I wanted to wake up outdoors. Every day. And he helped make that happen. I knew all along that this would be different, that there would be no babying. There would be no hand holding – literally or figuratively. It is more of a business relationship as he called it once. I admit that description was a bit beyond the unromantic borderlines where I felt confident. But I took it, knowing that is the nature of our commitment, and that he cares more deeply than meaningless, sentimental pillow talk. It started in resistance and with safeguards declared at every pivotal moment. There were tests.

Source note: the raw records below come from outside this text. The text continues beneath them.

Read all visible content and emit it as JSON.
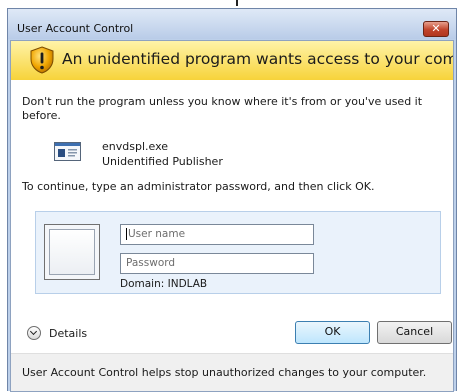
{
  "window": {
    "title": "User Account Control",
    "close_symbol": "✕"
  },
  "banner": {
    "text": "An unidentified program wants access to your computer",
    "icon": "shield-icon"
  },
  "body": {
    "warning": "Don't run the program unless you know where it's from or you've used it before.",
    "program_name": "envdspl.exe",
    "publisher": "Unidentified Publisher",
    "instruction": "To continue, type an administrator password, and then click OK."
  },
  "credentials": {
    "username_placeholder": "User name",
    "password_placeholder": "Password",
    "domain": "Domain: INDLAB"
  },
  "actions": {
    "details_label": "Details",
    "ok_label": "OK",
    "cancel_label": "Cancel"
  },
  "footer": {
    "text": "User Account Control helps stop unauthorized changes to your computer."
  },
  "colors": {
    "banner_top": "#fff3a8",
    "banner_bottom": "#f7d33a",
    "frame": "#bdd0ea",
    "close": "#c1432b"
  }
}
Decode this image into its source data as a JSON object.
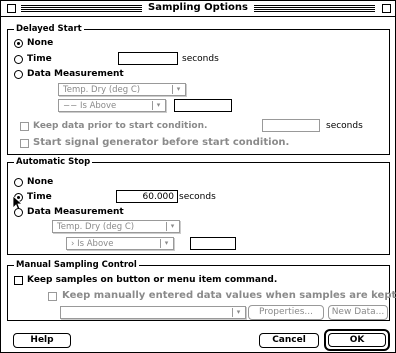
{
  "window": {
    "title": "Sampling Options"
  },
  "delayed_start": {
    "group_title": "Delayed Start",
    "none_label": "None",
    "time_label": "Time",
    "time_value": "",
    "time_unit": "seconds",
    "data_measurement_label": "Data Measurement",
    "sensor_popup": "Temp. Dry (deg C)",
    "condition_popup": "Is Above",
    "threshold_value": "",
    "keep_data_label": "Keep data prior to start condition.",
    "keep_data_seconds_value": "",
    "keep_data_seconds_unit": "seconds",
    "start_signal_label": "Start signal generator before start condition.",
    "selected": "None"
  },
  "automatic_stop": {
    "group_title": "Automatic Stop",
    "none_label": "None",
    "time_label": "Time",
    "time_value": "60.000",
    "time_unit": "seconds",
    "data_measurement_label": "Data Measurement",
    "sensor_popup": "Temp. Dry (deg C)",
    "condition_popup": "Is Above",
    "threshold_value": "",
    "selected": "Time"
  },
  "manual_sampling": {
    "group_title": "Manual Sampling Control",
    "keep_samples_label": "Keep samples on button or menu item command.",
    "keep_manual_label": "Keep manually entered data values when samples are kept.",
    "dataset_popup": "",
    "properties_button": "Properties...",
    "new_data_button": "New Data..."
  },
  "footer": {
    "help_button": "Help",
    "cancel_button": "Cancel",
    "ok_button": "OK"
  }
}
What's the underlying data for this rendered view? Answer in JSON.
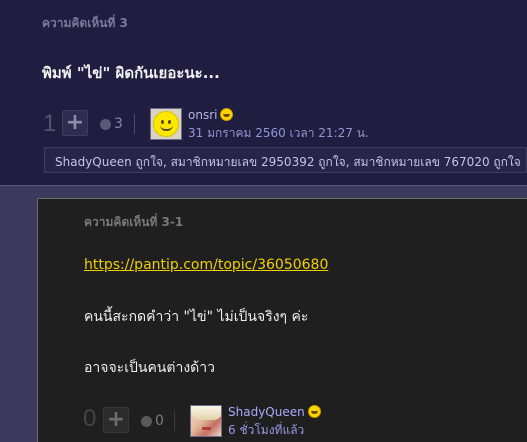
{
  "comment": {
    "number_label": "ความคิดเห็นที่ 3",
    "body": "พิมพ์ \"ไข่\" ผิดกันเยอะนะ...",
    "votes": "1",
    "emotion_count": "3",
    "author": "onsri",
    "timestamp": "31 มกราคม 2560 เวลา 21:27 น.",
    "likes_text": "ShadyQueen ถูกใจ, สมาชิกหมายเลข 2950392 ถูกใจ, สมาชิกหมายเลข 767020 ถูกใจ"
  },
  "reply": {
    "number_label": "ความคิดเห็นที่ 3-1",
    "link": "https://pantip.com/topic/36050680",
    "line1": "คนนี้สะกดคำว่า \"ไข่\" ไม่เป็นจริงๆ ค่ะ",
    "line2": "อาจจะเป็นคนต่างด้าว",
    "votes": "0",
    "emotion_count": "0",
    "author": "ShadyQueen",
    "timestamp": "6 ชั่วโมงที่แล้ว"
  },
  "icons": {
    "plus": "plus-icon",
    "emotion": "emotion-icon",
    "badge": "smiley-badge-icon"
  }
}
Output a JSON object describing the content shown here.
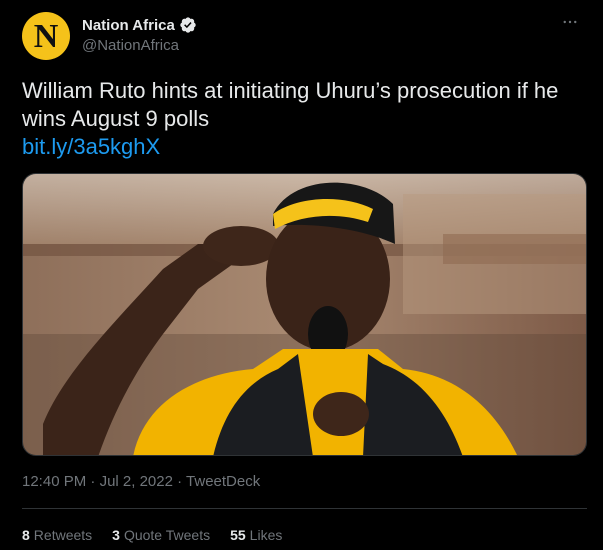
{
  "author": {
    "display_name": "Nation Africa",
    "handle": "@NationAfrica",
    "avatar_letter": "N",
    "avatar_color": "#f5c21a",
    "verified": true
  },
  "tweet": {
    "text": "William Ruto hints at initiating Uhuru’s prosecution if he wins August 9 polls",
    "link": "bit.ly/3a5kghX",
    "image_description": "Man in yellow cap and shirt with black vest speaking into microphone, saluting"
  },
  "meta": {
    "time": "12:40 PM",
    "date": "Jul 2, 2022",
    "source": "TweetDeck",
    "separator": "·"
  },
  "stats": {
    "retweets_count": "8",
    "retweets_label": "Retweets",
    "quotes_count": "3",
    "quotes_label": "Quote Tweets",
    "likes_count": "55",
    "likes_label": "Likes"
  },
  "colors": {
    "background": "#000000",
    "text": "#e7e9ea",
    "muted": "#71767b",
    "link": "#1d9bf0",
    "verified": "#e7e9ea"
  },
  "icons": {
    "more": "more-horizontal-icon",
    "verified": "verified-badge-icon"
  }
}
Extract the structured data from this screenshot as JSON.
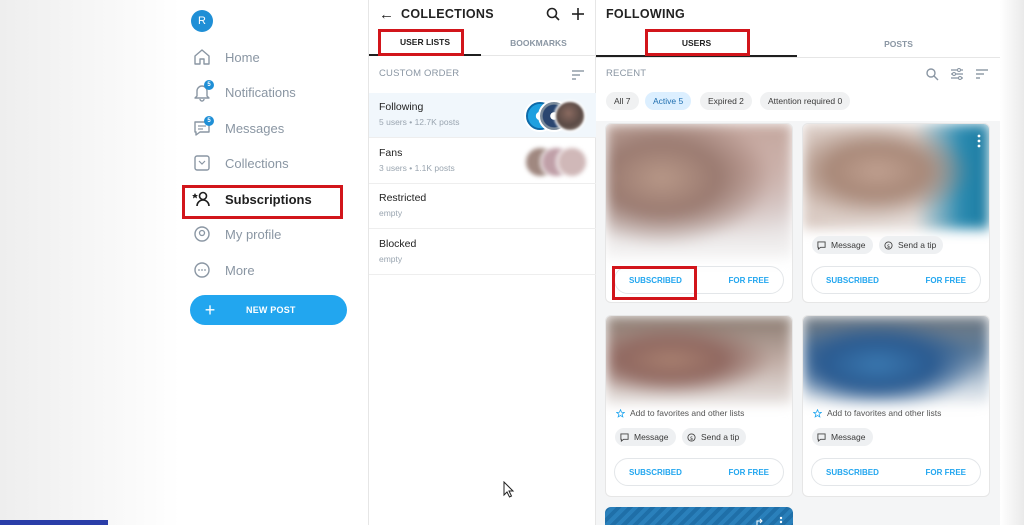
{
  "sidebar": {
    "avatar_letter": "R",
    "items": [
      {
        "label": "Home",
        "icon": "home-icon"
      },
      {
        "label": "Notifications",
        "icon": "bell-icon",
        "badge": "5"
      },
      {
        "label": "Messages",
        "icon": "message-icon",
        "badge": "5"
      },
      {
        "label": "Collections",
        "icon": "collections-icon"
      },
      {
        "label": "Subscriptions",
        "icon": "subscriptions-icon"
      },
      {
        "label": "My profile",
        "icon": "profile-icon"
      },
      {
        "label": "More",
        "icon": "more-icon"
      }
    ],
    "new_post_label": "NEW POST"
  },
  "collections": {
    "title": "COLLECTIONS",
    "tabs": [
      "USER LISTS",
      "BOOKMARKS"
    ],
    "section_label": "CUSTOM ORDER",
    "lists": [
      {
        "name": "Following",
        "meta": "5 users • 12.7K posts"
      },
      {
        "name": "Fans",
        "meta": "3 users • 1.1K posts"
      },
      {
        "name": "Restricted",
        "meta": "empty"
      },
      {
        "name": "Blocked",
        "meta": "empty"
      }
    ]
  },
  "following": {
    "title": "FOLLOWING",
    "tabs": [
      "USERS",
      "POSTS"
    ],
    "section_label": "RECENT",
    "chips": [
      "All 7",
      "Active 5",
      "Expired 2",
      "Attention required 0"
    ],
    "cards": [
      {
        "subscribed": "SUBSCRIBED",
        "price": "FOR FREE"
      },
      {
        "subscribed": "SUBSCRIBED",
        "price": "FOR FREE",
        "message": "Message",
        "tip": "Send a tip"
      },
      {
        "subscribed": "SUBSCRIBED",
        "price": "FOR FREE",
        "message": "Message",
        "tip": "Send a tip",
        "fav": "Add to favorites and other lists"
      },
      {
        "subscribed": "SUBSCRIBED",
        "price": "FOR FREE",
        "message": "Message",
        "fav": "Add to favorites and other lists"
      }
    ]
  },
  "colors": {
    "accent": "#22a6ef",
    "highlight_box": "#d2151b",
    "muted_text": "#8a96a3"
  }
}
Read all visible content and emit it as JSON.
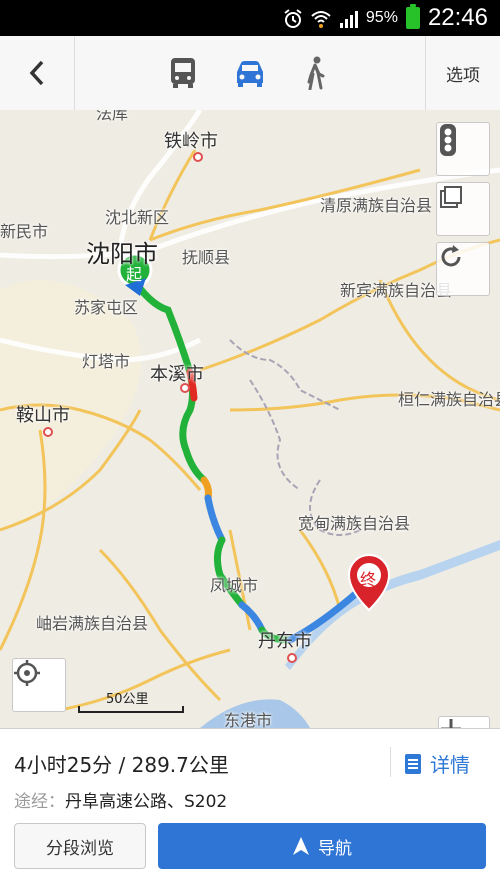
{
  "status_bar": {
    "battery_text": "95%",
    "time": "22:46"
  },
  "toolbar": {
    "options_label": "选项",
    "modes": [
      "bus-icon",
      "car-icon",
      "walk-icon"
    ],
    "active_mode": "car-icon"
  },
  "map": {
    "cities": {
      "faku": "法库",
      "tieling": "铁岭市",
      "shenbei": "沈北新区",
      "xinmin": "新民市",
      "shenyang": "沈阳市",
      "fushun": "抚顺县",
      "sujiatun": "苏家屯区",
      "dengta": "灯塔市",
      "benxi": "本溪市",
      "anshan": "鞍山市",
      "qingyuan": "清原满族自治县",
      "xinbin": "新宾满族自治县",
      "huanren": "桓仁满族自治县",
      "kuandian": "宽甸满族自治县",
      "fengcheng": "凤城市",
      "xiuyan": "岫岩满族自治县",
      "dandong": "丹东市",
      "donggang": "东港市"
    },
    "start_marker": "起",
    "end_marker": "终",
    "scale_label": "50公里"
  },
  "route": {
    "summary": "4小时25分 / 289.7公里",
    "via_label": "途经：",
    "via_value": "丹阜高速公路、S202",
    "detail_label": "详情",
    "segment_button": "分段浏览",
    "navigate_button": "导航"
  },
  "colors": {
    "accent": "#2f75d6",
    "route_green": "#22b23a",
    "route_blue": "#3b86e0"
  }
}
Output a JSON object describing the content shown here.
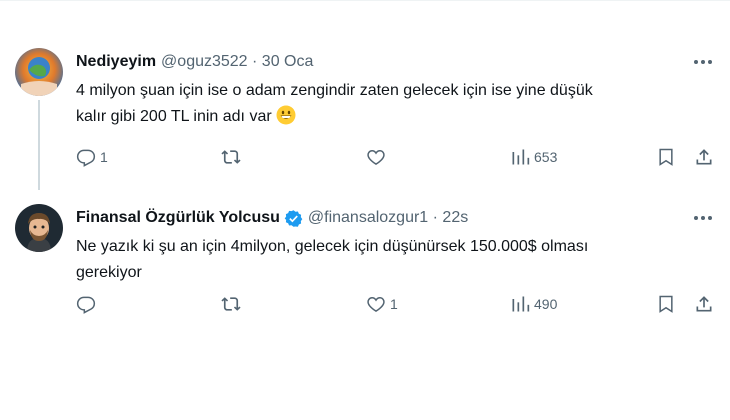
{
  "tweets": [
    {
      "name": "Nediyeyim",
      "handle": "@oguz3522 · 30 Oca",
      "line1": "4 milyon şuan için ise o adam zengindir zaten gelecek için ise yine düşük",
      "line2": "kalır gibi 200 TL inin adı var",
      "emoji": "grinning-face",
      "reply_count": "1",
      "retweet_count": "",
      "like_count": "",
      "view_count": "653"
    },
    {
      "name": "Finansal Özgürlük Yolcusu",
      "handle": "@finansalozgur1 · 22s",
      "verified_color": "#1d9bf0",
      "line1": "Ne yazık ki şu an için 4milyon, gelecek için düşünürsek 150.000$ olması",
      "line2": "gerekiyor",
      "reply_count": "",
      "retweet_count": "",
      "like_count": "1",
      "view_count": "490"
    }
  ],
  "colors": {
    "text": "#0f1419",
    "muted": "#536471",
    "accent": "#1d9bf0"
  }
}
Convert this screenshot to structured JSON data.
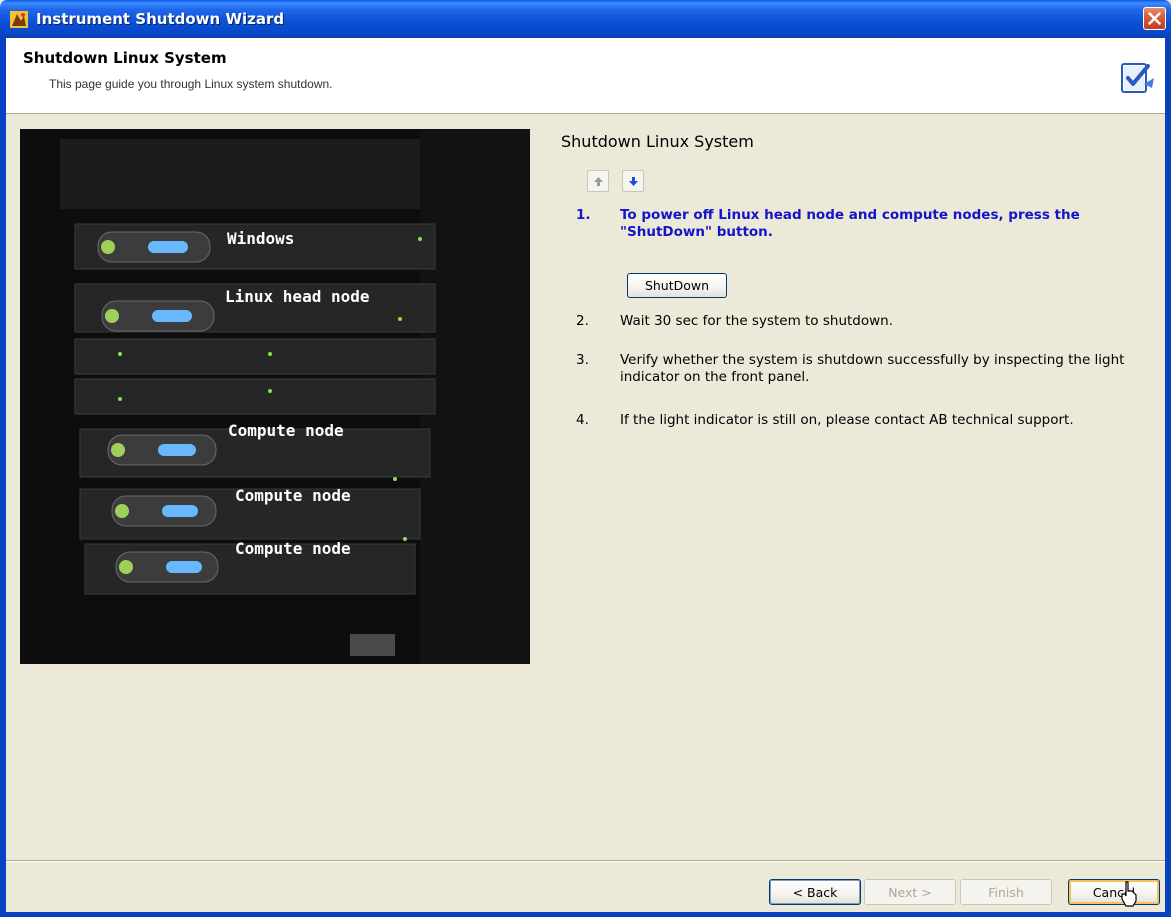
{
  "window": {
    "title": "Instrument Shutdown Wizard"
  },
  "header": {
    "title": "Shutdown Linux System",
    "subtitle": "This page guide you through Linux system shutdown."
  },
  "image": {
    "labels": [
      "Windows",
      "Linux head node",
      "Compute node",
      "Compute node",
      "Compute node"
    ]
  },
  "panel": {
    "title": "Shutdown Linux System",
    "steps": [
      {
        "number": "1.",
        "text": "To power off Linux head node and compute nodes, press the \"ShutDown\" button."
      },
      {
        "number": "2.",
        "text": "Wait 30 sec for the system to shutdown."
      },
      {
        "number": "3.",
        "text": "Verify whether the system is shutdown successfully by inspecting the light indicator on the front panel."
      },
      {
        "number": "4.",
        "text": "If the light indicator is still on, please contact AB technical support."
      }
    ],
    "shutdown_button": "ShutDown"
  },
  "footer": {
    "back": "< Back",
    "next": "Next >",
    "finish": "Finish",
    "cancel": "Cancel"
  },
  "icons": {
    "app": "instrument-app-icon",
    "close": "close-icon",
    "header": "checklist-icon",
    "up": "arrow-up-icon",
    "down": "arrow-down-icon"
  }
}
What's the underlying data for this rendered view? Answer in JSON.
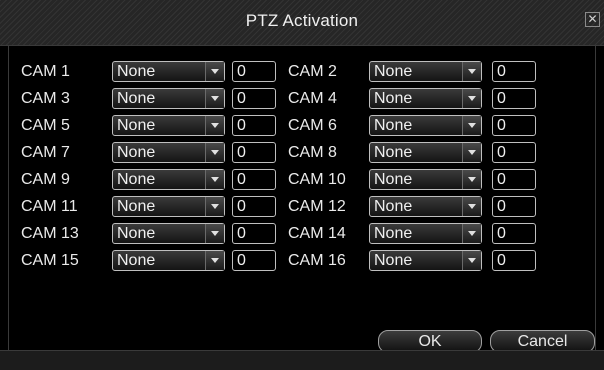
{
  "dialog": {
    "title": "PTZ Activation",
    "close_icon": "close-icon",
    "cameras": [
      {
        "label": "CAM 1",
        "mode": "None",
        "value": "0"
      },
      {
        "label": "CAM 2",
        "mode": "None",
        "value": "0"
      },
      {
        "label": "CAM 3",
        "mode": "None",
        "value": "0"
      },
      {
        "label": "CAM 4",
        "mode": "None",
        "value": "0"
      },
      {
        "label": "CAM 5",
        "mode": "None",
        "value": "0"
      },
      {
        "label": "CAM 6",
        "mode": "None",
        "value": "0"
      },
      {
        "label": "CAM 7",
        "mode": "None",
        "value": "0"
      },
      {
        "label": "CAM 8",
        "mode": "None",
        "value": "0"
      },
      {
        "label": "CAM 9",
        "mode": "None",
        "value": "0"
      },
      {
        "label": "CAM 10",
        "mode": "None",
        "value": "0"
      },
      {
        "label": "CAM 11",
        "mode": "None",
        "value": "0"
      },
      {
        "label": "CAM 12",
        "mode": "None",
        "value": "0"
      },
      {
        "label": "CAM 13",
        "mode": "None",
        "value": "0"
      },
      {
        "label": "CAM 14",
        "mode": "None",
        "value": "0"
      },
      {
        "label": "CAM 15",
        "mode": "None",
        "value": "0"
      },
      {
        "label": "CAM 16",
        "mode": "None",
        "value": "0"
      }
    ],
    "ok_label": "OK",
    "cancel_label": "Cancel"
  },
  "colors": {
    "background": "#000000",
    "text": "#f0f0f0",
    "border": "#bfbfbf"
  }
}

Finally this was not the superficiality of a one-dimensional, self-centered crush. After all, we both clearly survive on our own. He and I had both already rescued ourselves from our private sinking ships called, “Try to Fit In” and “Be a Success Story.” D.H. Lawrence theorized that, “Perhaps only people who are capable of real togetherness have that look of being alone in the universe. The others have a certain stickiness, they stick to the mass.” Two aberrations, dubiously building a new model of living.
One night we pulled over at a truck stop at the bottom of The Grapevine. It was the first trial. Our first seven day road trip took us down through California in my hatchback. I think it was raining. After rearranging bags and camping gear both of us climbed into sleeping bags on the uneven, fold-down seats, under parking lot lights. It was uncomfortable, but I loved it.
I proved I could adapt. I proved I could poop in the woods and live out of a cooler and move with no plans or guarantees of comfortable nights. He confirmed that I was not under obligation to the usual romantic expectations. Our instinctual independent and nomadic behaviors meshed and fell into rhythm.
Tests aren’t a hundred percent flawless, of course. My demonstrated easygoing attitude cracked on a steep and rocky double track outside of Ketchum one day. I fell apart. He responded like no one else ever had and, while future incidents have naturally not always been handled as well, it was a moment heaped in quiet acknowledgment and comfort that struck me with immense gratitude.
He didn’t realize just how messy I can be, or that he would nick name me “Bull in a China Shop Sue.” I lost $80 once while walking from our chosen camping spot to the kiosk to pay. It’s a sure bet that if we meet a creek crossing on a trail run I will fall in. I let cider cans fall through paper sacks then frantically chase them down the hill leading to our luxury Travelodge, getting sprayed and soaked in dry hopped goodness hoping some might be salvageable. I was unaware that behind his witty and relaxed demeanor lies hard-headedness and very particular habits. On the other hand, he has amazing talent at catching grapes in his mouth thrown from great heights. He can flip an egg in a pan like a pro. I make a perfect pico de gallo.
Sometimes our attempts at being traditionally affectionate to each other are still unbelievably awkward. But he always racks and unracks the bikes, and I always make morning coffee in the plastic pour-over. I do laundry and he doesn’t complain that I casually fold his shirts unevenly and far less particularly than how he does. I’m incapable, really.
Often I find myself furiously pedaling to keep on his wheel. Not only does his bike move faster than mine, especially through thick sandy and murky gunk, but his mind out runs mine, too, leaving me in the dust sometimes. I’m lucky though; without the pressure to keep moving through I tend to stagnate and bow out. Without my somewhat fanatical drive to get out and find the most grueling runs we can he might default to more cerebral activities, missing out on the excitement of my poor planning and sketchy navigation.
Somehow all this comes together inside 60-some square feet of liberating space, filled with both dirt from hard work and play, and unexecuted plans waiting to take shape. I still want to wake up outdoors, but once in a while a mediocre hotel bed is definitely a blessing. I still know I can survive – not only survive, but enjoy – this world on my own. But holy hell, it’s way more fun to sit in the passenger seat sometimes, even if the window is broken.